L’Austria è il sogno di ogni viaggiatore. C’è tutto: città imperiali, smart cities affacciate sul Danubio, laghi alpini e piccoli borghi ricchi di storia. In più si adatta benissimo anche a vacanze senza aereo, ideali per chi desidera muoversi in auto senza orari o tappe prestabilite.

Un road trip in Austria permette di passare in poco tempo dai palazzi degli Asburgo ai sentieri panoramici in mezzo alla natura più selvaggia. L’itinerario proposto parte da Vienna e arriva a Innsbruck, con soste a Melk, Mauthausen, Linz, Schlögen, Hallstatt e Rattenberg.
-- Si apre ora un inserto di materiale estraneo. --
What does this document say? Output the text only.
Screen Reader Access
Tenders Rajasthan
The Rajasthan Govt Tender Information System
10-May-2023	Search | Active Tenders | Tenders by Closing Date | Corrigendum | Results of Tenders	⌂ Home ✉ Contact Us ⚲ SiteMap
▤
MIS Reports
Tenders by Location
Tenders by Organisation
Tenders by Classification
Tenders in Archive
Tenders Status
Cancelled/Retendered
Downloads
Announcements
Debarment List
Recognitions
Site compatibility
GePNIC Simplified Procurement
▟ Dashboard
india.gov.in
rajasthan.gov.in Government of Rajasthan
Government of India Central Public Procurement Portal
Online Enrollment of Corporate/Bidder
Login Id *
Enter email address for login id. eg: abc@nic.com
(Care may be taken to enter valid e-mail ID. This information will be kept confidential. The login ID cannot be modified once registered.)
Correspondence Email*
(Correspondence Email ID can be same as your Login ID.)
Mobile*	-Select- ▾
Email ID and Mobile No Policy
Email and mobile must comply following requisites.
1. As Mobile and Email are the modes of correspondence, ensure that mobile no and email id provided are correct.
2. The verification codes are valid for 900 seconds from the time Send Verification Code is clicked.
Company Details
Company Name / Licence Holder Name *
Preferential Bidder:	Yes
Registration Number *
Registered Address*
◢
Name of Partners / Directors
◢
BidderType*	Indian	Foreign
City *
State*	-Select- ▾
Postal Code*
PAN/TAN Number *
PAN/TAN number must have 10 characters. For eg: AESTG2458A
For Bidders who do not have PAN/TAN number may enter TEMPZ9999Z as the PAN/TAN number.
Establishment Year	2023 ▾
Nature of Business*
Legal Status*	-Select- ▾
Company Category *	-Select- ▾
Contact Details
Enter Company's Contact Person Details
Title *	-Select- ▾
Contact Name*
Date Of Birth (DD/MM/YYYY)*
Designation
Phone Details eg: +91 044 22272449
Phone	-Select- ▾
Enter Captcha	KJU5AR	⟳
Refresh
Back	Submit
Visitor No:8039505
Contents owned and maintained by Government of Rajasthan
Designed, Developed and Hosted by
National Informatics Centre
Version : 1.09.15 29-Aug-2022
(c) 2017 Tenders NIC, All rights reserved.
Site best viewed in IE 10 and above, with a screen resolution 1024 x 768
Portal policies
Sette giornate per scoprire il meglio che questo paese ha da offrire.

Tour di sette giorni in Austria da Vienna a Innsbruck

Prima della partenza è utile informarsi sui servizi autostrada in Europa e sulle regole previste nei Paesi attraversati. In Austria, ad esempio, per viaggiare sulle autostrade è obbligatoria la vignetta, disponibile anche come vignette elettroniche acquistabili online e in app.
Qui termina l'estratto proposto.